Ce n'est un secret pour personne que l'histoire des sciences aura oscillé constamment entre l'hypothèse du tout nature, aujourd'hui souvent du tout génétique, et celle du tout acquis ; ce n'est non plus un secret pour personne que de rappeler que tout rabattre sur le naturel revient toujours à justifier le maintien en l'état de l'ordre des choses (remarque judicieuse de Marx à propos de la propriété privée supposée naturelle pour en justifier le maintien ) . Un excellent exemple en fut donné par l'approche de l'autisme qui, avec B Bettelheim était plutôt entendue comme ayant une origine psychologique quand aujourd'hui l'approche organique est privilégiée via la génétique.

Il faut peut-être en revenir à la parution du deuxième sexe de Simone de Beauvoir. Parce que, derrière cette stupide polémique, se camouffle sans aucun doute une régression anti-féministe ; machiste. Outre la voie ouverte par cet ouvrage, paru en 49, vers une littérature féministe et, plus généralement, vers une prise de conscience de l'inégalité entre les sexes héritée des structures patriarcales des sociétés méditerranéennes mais aussi de la logique même du capitalisme industriel, cet ouvrage aura eu l'immense mérite de montrer que l'identité sexuelle n'est pas un donné mais une construction : on ne naît pas femme, on le devient. Que cette construction se fait sur fond de l'éducation, de l'idéologie donc, transmise à la fois par le milieu familial et le milieu social (école etc) *

Ici, au coeur de l'enjeu : qui me rappelle un texte de Langaney mentionnant que nous avons quatre sexes :

- le sexe génétique (XX ou XY) par quoi il rappelait que ce n'était pas la femme qui fut tirée de la côte d'Adam mais au fond l'inverse puisque le code génétique est plutôt du style arrêter le programme féminin

- le sexe physiologique : selon le premier l'organisme sécrète des hormones (oestrogènes ou progestrones ) ce qui est une autre façon de dire qu'il s'agit non pas d'un état mais d'un processus continu et qui en tant que tel peut connaître des crises, des irrégularités. Ici non plus on n'est pas une femme ou un homme, on n'arrête pas de le devenir

- le sexe social : à chaque sexe, une culture donnée associe valeurs, rôles, qualités, forces et faiblesses. Qui sont évidemment variables dans l'espace et dans le temps.

- le sexe individuel : qui représente la manière dont chaque individu, en raison de son histoire, de son caractère etc gère les trois premiers et, notamment, parvient à se reconnaître, ou non, bien ou mal, dans l'image sociale de son sexe.

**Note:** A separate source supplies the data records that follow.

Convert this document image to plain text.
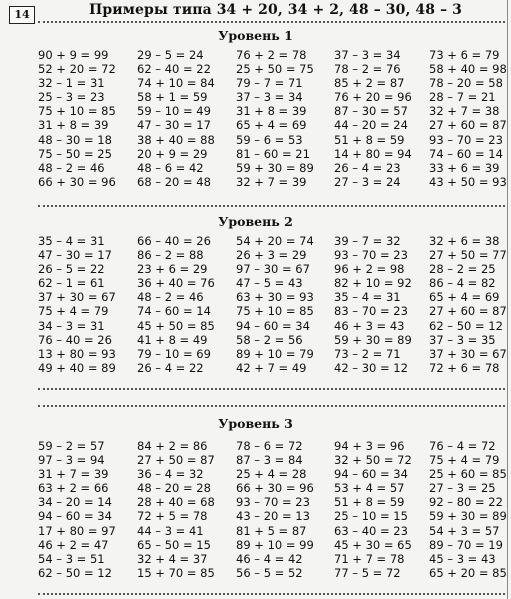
14	Примеры типа 34 + 20, 34 + 2, 48 – 30, 48 – 3
Уровень 1
90 + 9 = 99	29 – 5 = 24	76 + 2 = 78	37 – 3 = 34	73 + 6 = 79
52 + 20 = 72	62 – 40 = 22	25 + 50 = 75	78 – 2 = 76	58 + 40 = 98
32 – 1 = 31	74 + 10 = 84	79 – 7 = 71	85 + 2 = 87	78 – 20 = 58
25 – 3 = 23	58 + 1 = 59	37 – 3 = 34	76 + 20 = 96	28 – 7 = 21
75 + 10 = 85	59 – 10 = 49	31 + 8 = 39	87 – 30 = 57	32 + 7 = 38
31 + 8 = 39	47 – 30 = 17	65 + 4 = 69	44 – 20 = 24	27 + 60 = 87
48 – 30 = 18	38 + 40 = 88	59 – 6 = 53	51 + 8 = 59	93 – 70 = 23
75 – 50 = 25	20 + 9 = 29	81 – 60 = 21	14 + 80 = 94	74 – 60 = 14
48 – 2 = 46	48 – 6 = 42	59 + 30 = 89	26 – 4 = 23	33 + 6 = 39
66 + 30 = 96	68 – 20 = 48	32 + 7 = 39	27 – 3 = 24	43 + 50 = 93
Уровень 2
35 – 4 = 31	66 – 40 = 26	54 + 20 = 74	39 – 7 = 32	32 + 6 = 38
47 – 30 = 17	86 – 2 = 88	26 + 3 = 29	93 – 70 = 23	27 + 50 = 77
26 – 5 = 22	23 + 6 = 29	97 – 30 = 67	96 + 2 = 98	28 – 2 = 25
62 – 1 = 61	36 + 40 = 76	47 – 5 = 43	82 + 10 = 92	86 – 4 = 82
37 + 30 = 67	48 – 2 = 46	63 + 30 = 93	35 – 4 = 31	65 + 4 = 69
75 + 4 = 79	74 – 60 = 14	75 + 10 = 85	83 – 70 = 23	27 + 60 = 87
34 – 3 = 31	45 + 50 = 85	94 – 60 = 34	46 + 3 = 43	62 – 50 = 12
76 – 40 = 26	41 + 8 = 49	58 – 2 = 56	59 + 30 = 89	37 – 3 = 35
13 + 80 = 93	79 – 10 = 69	89 + 10 = 79	73 – 2 = 71	37 + 30 = 67
49 + 40 = 89	26 – 4 = 22	42 + 7 = 49	42 – 30 = 12	72 + 6 = 78
Уровень 3
59 – 2 = 57	84 + 2 = 86	78 – 6 = 72	94 + 3 = 96	76 – 4 = 72
97 – 3 = 94	27 + 50 = 87	87 – 3 = 84	32 + 50 = 72	75 + 4 = 79
31 + 7 = 39	36 – 4 = 32	25 + 4 = 28	94 – 60 = 34	25 + 60 = 85
63 + 2 = 66	48 – 20 = 28	66 + 30 = 96	53 + 4 = 57	27 – 3 = 25
34 – 20 = 14	28 + 40 = 68	93 – 70 = 23	51 + 8 = 59	92 – 80 = 22
94 – 60 = 34	72 + 5 = 78	43 – 20 = 13	25 – 10 = 15	59 + 30 = 89
17 + 80 = 97	44 – 3 = 41	81 + 5 = 87	63 – 40 = 23	54 + 3 = 57
46 + 2 = 47	65 – 50 = 15	89 + 10 = 99	45 + 30 = 65	89 – 70 = 19
54 – 3 = 51	32 + 4 = 37	46 – 4 = 42	71 + 7 = 78	45 – 3 = 43
62 – 50 = 12	15 + 70 = 85	56 – 5 = 52	77 – 5 = 72	65 + 20 = 85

Approche intéressante m'a-t-il semblé en ceci à la fois qu'elle ne tombe pas dans un réductionnisme qui consisterait à n'envisager que soit le donné génétique soit le processus social mais tente au contraire de donner un sens à ce et que nous évoquions plus haut ; mais qu'aussi - et en cela on n'est pas si loin que cela de l'existentialisme sartrien effectivement - la réalité humaine est un processus toujours en train de se construire, de se définir ... et de se perdre.

Ce n'est un secret pour personne

Epistémologique

L'argument utilisé par ces messieurs est stupide : sous prétexte qu'il n'y aurait pas de certitude en la matière on aurait affaire à des théories idéologiques, philosophiques au mieux, que les manuels de SVT n'auraient pas à relayer.

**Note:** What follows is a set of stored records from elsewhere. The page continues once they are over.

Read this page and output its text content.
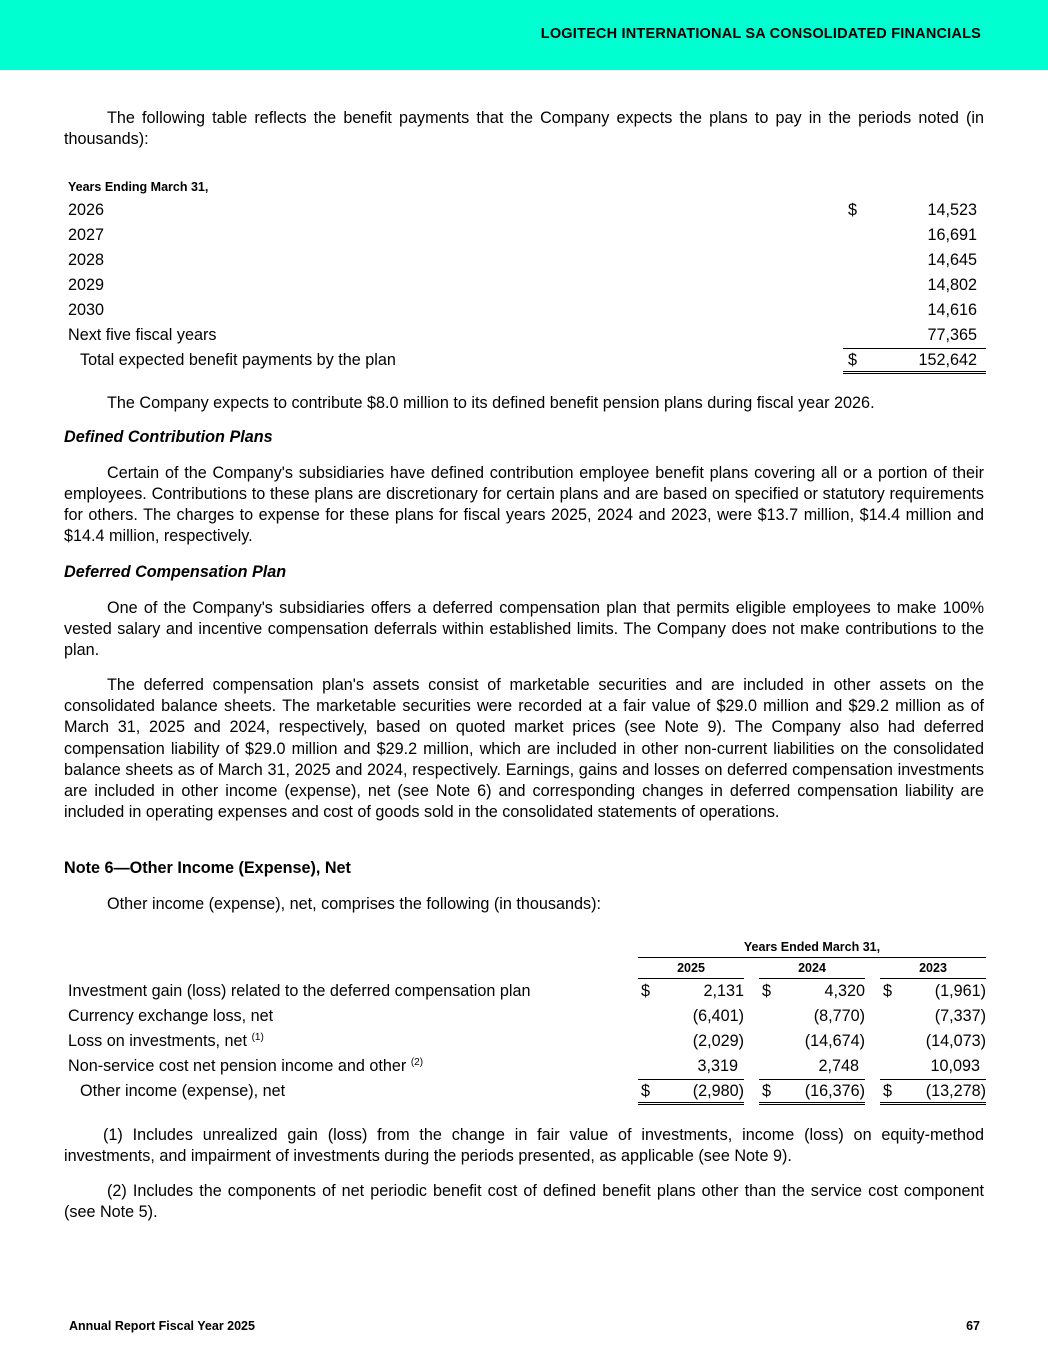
LOGITECH INTERNATIONAL SA CONSOLIDATED FINANCIALS

The following table reflects the benefit payments that the Company expects the plans to pay in the periods noted (in thousands):

Years Ending March 31,
2026	$	14,523
2027	16,691
2028	14,645
2029	14,802
2030	14,616
Next five fiscal years	77,365
Total expected benefit payments by the plan	$	152,642

The Company expects to contribute $8.0 million to its defined benefit pension plans during fiscal year 2026.

Defined Contribution Plans

Certain of the Company's subsidiaries have defined contribution employee benefit plans covering all or a portion of their employees. Contributions to these plans are discretionary for certain plans and are based on specified or statutory requirements for others. The charges to expense for these plans for fiscal years 2025, 2024 and 2023, were $13.7 million, $14.4 million and $14.4 million, respectively.

Deferred Compensation Plan

One of the Company's subsidiaries offers a deferred compensation plan that permits eligible employees to make 100% vested salary and incentive compensation deferrals within established limits. The Company does not make contributions to the plan.

The deferred compensation plan's assets consist of marketable securities and are included in other assets on the consolidated balance sheets. The marketable securities were recorded at a fair value of $29.0 million and $29.2 million as of March 31, 2025 and 2024, respectively, based on quoted market prices (see Note 9). The Company also had deferred compensation liability of $29.0 million and $29.2 million, which are included in other non-current liabilities on the consolidated balance sheets as of March 31, 2025 and 2024, respectively. Earnings, gains and losses on deferred compensation investments are included in other income (expense), net (see Note 6) and corresponding changes in deferred compensation liability are included in operating expenses and cost of goods sold in the consolidated statements of operations.

Note 6—Other Income (Expense), Net

Other income (expense), net, comprises the following (in thousands):

Years Ended March 31,
2025	2024	2023
Investment gain (loss) related to the deferred compensation plan	$	2,131 $	4,320 $	(1,961)
Currency exchange loss, net	(6,401)	(8,770)	(7,337)
Loss on investments, net $^{(1)}$	(2,029)	(14,674)	(14,073)
Non-service cost net pension income and other $^{(2)}$	3,319	2,748	10,093
Other income (expense), net	$	(2,980) $ (16,376) $ (13,278)

(1) Includes unrealized gain (loss) from the change in fair value of investments, income (loss) on equity-method investments, and impairment of investments during the periods presented, as applicable (see Note 9).

(2) Includes the components of net periodic benefit cost of defined benefit plans other than the service cost component (see Note 5).

Annual Report Fiscal Year 2025	67
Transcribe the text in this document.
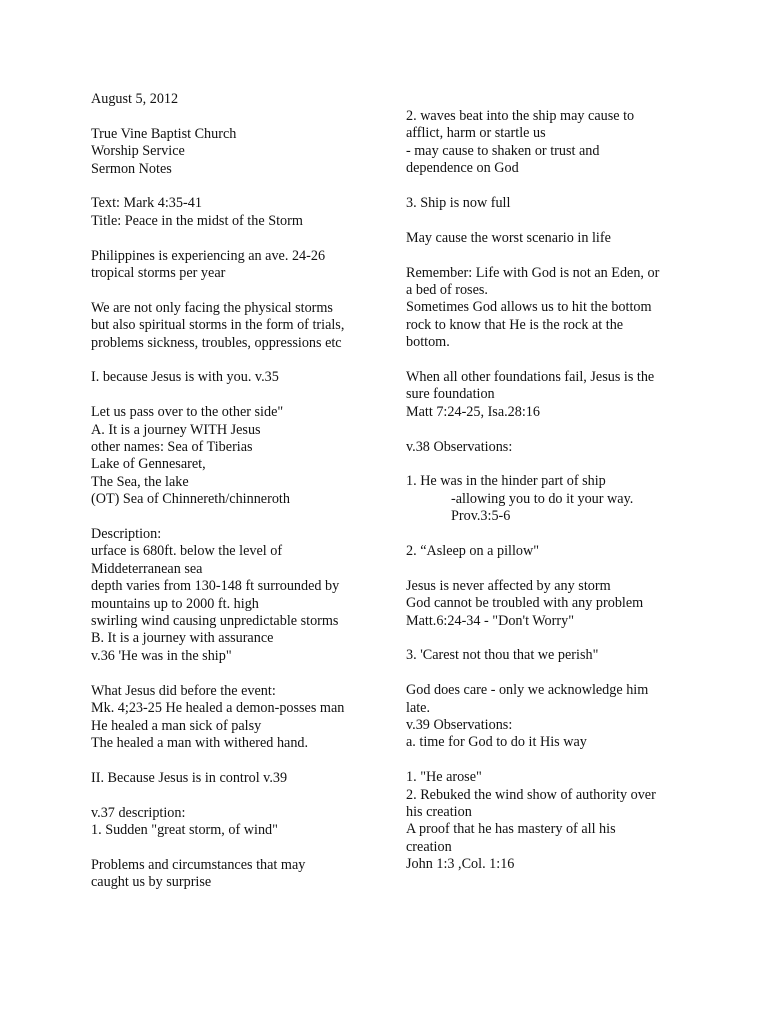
August 5, 2012
True Vine Baptist Church
Worship Service
Sermon Notes
Text: Mark 4:35-41
Title: Peace in the midst of the Storm
Philippines is experiencing an ave. 24-26
tropical storms per year
We are not only facing the physical storms
but also spiritual storms in the form of trials,
problems sickness, troubles, oppressions etc
I. because Jesus is with you. v.35
Let us pass over to the other side"
A. It is a journey WITH Jesus
other names: Sea of Tiberias
Lake of Gennesaret,
The Sea, the lake
(OT) Sea of Chinnereth/chinneroth
Description:
urface is 680ft. below the level of
Middeterranean sea
depth varies from 130-148 ft surrounded by
mountains up to 2000 ft. high
swirling wind causing unpredictable storms
B. It is a journey with assurance
v.36 'He was in the ship"
What Jesus did before the event:
Mk. 4;23-25 He healed a demon-posses man
He healed a man sick of palsy
The healed a man with withered hand.
II. Because Jesus is in control v.39
v.37 description:
1. Sudden "great storm, of wind"
Problems and circumstances that may
caught us by surprise
2. waves beat into the ship may cause to
afflict, harm or startle us
- may cause to shaken or trust and
dependence on God
3. Ship is now full
May cause the worst scenario in life
Remember: Life with God is not an Eden, or
a bed of roses.
Sometimes God allows us to hit the bottom
rock to know that He is the rock at the
bottom.
When all other foundations fail, Jesus is the
sure foundation
Matt 7:24-25, Isa.28:16
v.38 Observations:
1. He was in the hinder part of ship
-allowing you to do it your way.
Prov.3:5-6
2. “Asleep on a pillow"
Jesus is never affected by any storm
God cannot be troubled with any problem
Matt.6:24-34 - "Don't Worry"
3. 'Carest not thou that we perish"
God does care - only we acknowledge him
late.
v.39 Observations:
a. time for God to do it His way
1. "He arose"
2. Rebuked the wind show of authority over
his creation
A proof that he has mastery of all his
creation
John 1:3 ,Col. 1:16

Outre le fait que le libellé de ces manuels est on ne peut plus prudent, c'est en réalité supposer que l'on aurait, de part et d'autre d'une ligne de partage parfaitement tranchée, d'un côté la certitude scientifique, de l'autre les extrapolations philosophiques. C'est à l'évidence méconnaître la réalité de la recherche scientifique.

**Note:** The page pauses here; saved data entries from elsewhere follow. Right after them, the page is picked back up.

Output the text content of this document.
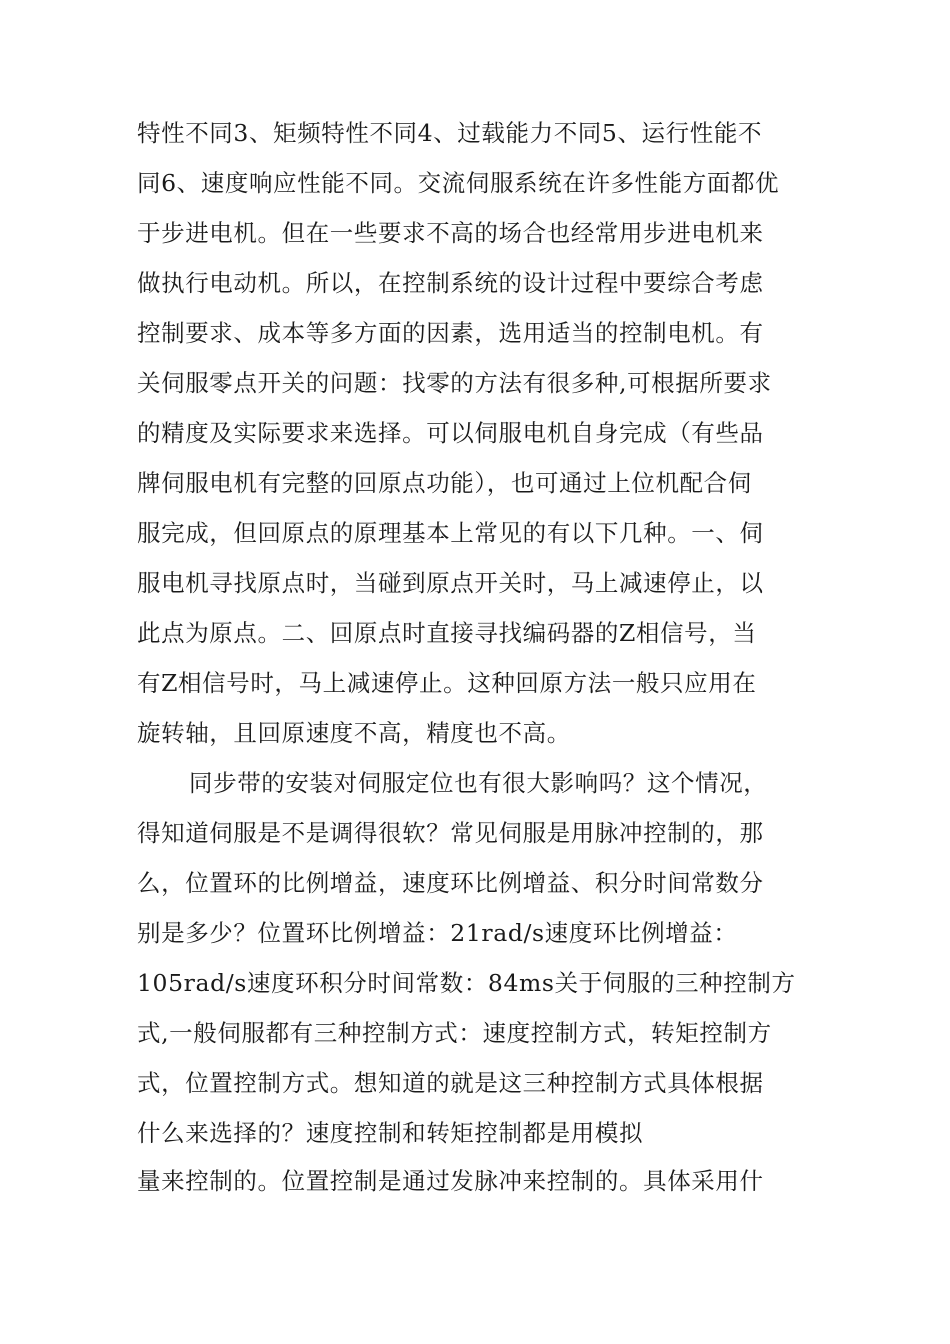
特性不同3、矩频特性不同4、过载能力不同5、运行性能不
同6、速度响应性能不同。交流伺服系统在许多性能方面都优
于步进电机。但在一些要求不高的场合也经常用步进电机来
做执行电动机。所以，在控制系统的设计过程中要综合考虑
控制要求、成本等多方面的因素，选用适当的控制电机。有
关伺服零点开关的问题：找零的方法有很多种,可根据所要求
的精度及实际要求来选择。可以伺服电机自身完成（有些品
牌伺服电机有完整的回原点功能），也可通过上位机配合伺
服完成，但回原点的原理基本上常见的有以下几种。一、伺
服电机寻找原点时，当碰到原点开关时，马上减速停止，以
此点为原点。二、回原点时直接寻找编码器的Z相信号，当
有Z相信号时，马上减速停止。这种回原方法一般只应用在
旋转轴，且回原速度不高，精度也不高。
同步带的安装对伺服定位也有很大影响吗？这个情况，
得知道伺服是不是调得很软？常见伺服是用脉冲控制的，那
么，位置环的比例增益，速度环比例增益、积分时间常数分
别是多少？位置环比例增益：21rad/s速度环比例增益：
105rad/s速度环积分时间常数：84ms关于伺服的三种控制方
式,一般伺服都有三种控制方式：速度控制方式，转矩控制方
式，位置控制方式。想知道的就是这三种控制方式具体根据
什么来选择的？速度控制和转矩控制都是用模拟
量来控制的。位置控制是通过发脉冲来控制的。具体采用什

Une des conséquences de l'exigence de preuve et de vérification reste quand même qu'il ne peut y avoir de certitude que sur la fausseté d'une théorie, jamais sur sa vérité. Qu'en la sorte est vrai, ce qu'on a vérifié et prouvé ... tant qu'on n'a pas prouvé le contraire.

On retrouve ici le même stratagème que celui utilisé par les born again aux USA concernant l'enseignement de la théorie des espèces dans les manuels américains et exigeant que la théorie créationniste fût enseignée en parallèle. Au nom d'une conception naïve de la science, et erronée de la certitude, on met sur un même plan théorie scientique et idéologie pour en un tournemain pouvoir récuser n'importe quelle théorie, représentation etc. Et pour peu qu'on y rajouteet ils n'y manquent pas - l'argument du bon sens - un homme est un homme, non ? - le procédé semble imparable.

Au bilan

Une provocation - il y en aura d'autres -

Une idée sans doute aussi de ce que sera la grande tentation de la droite à mesure qu'elle se sentira plus en danger.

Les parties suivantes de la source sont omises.